Millions of women in 21 states will get an ominous note with their mammogram results this year. Even if everything seems fine, they’ll be informed that they have dense breast tissue, which can raise their risk for cancer and hide abnormalities, making their mammograms less accurate.

The question is: now what?

A host of new breast-imaging technologies promise to detect more cancers in these women. But many of the methods bring more false alarms as well, subjecting women to additional tests and biopsies unnecessarily. Some are also more expensive than mammograms and haven’t been widely studied yet.

Laws in 21 states require doctors to tell women they have dense tissue. Similar bills are pending in eight more states and a national bill was introduced in Congress earlier this month.

“It’s a very confusing time,” says Emily Conant, chief of breast imaging at the University of Pennsylvania Medical Center. “This legislation has happened before we have a medical consensus about what to tell women.”

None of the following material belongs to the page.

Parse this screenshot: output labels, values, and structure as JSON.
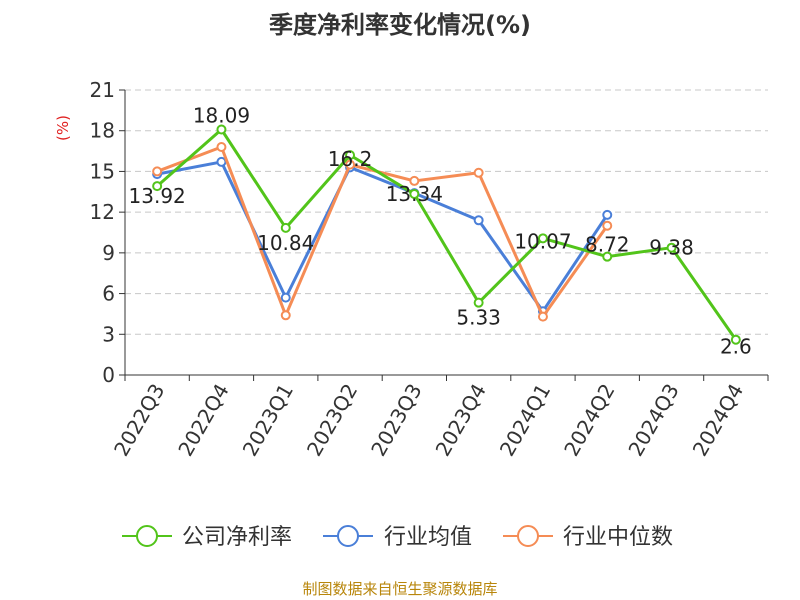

Some experts say telling women they have dense breasts would make them anxious unnecessarily.

“Of course you might be anxious. But I’d trade a false positive for a false negative any day,” says Nancy Cappello, who started the campaign for density-notification laws and the organization Are You Dense? after numerous mammograms failed to spot her advanced breast cancer. Doctors had noted her dense breasts for years, but never told her that her mammograms might not be showing potential problems.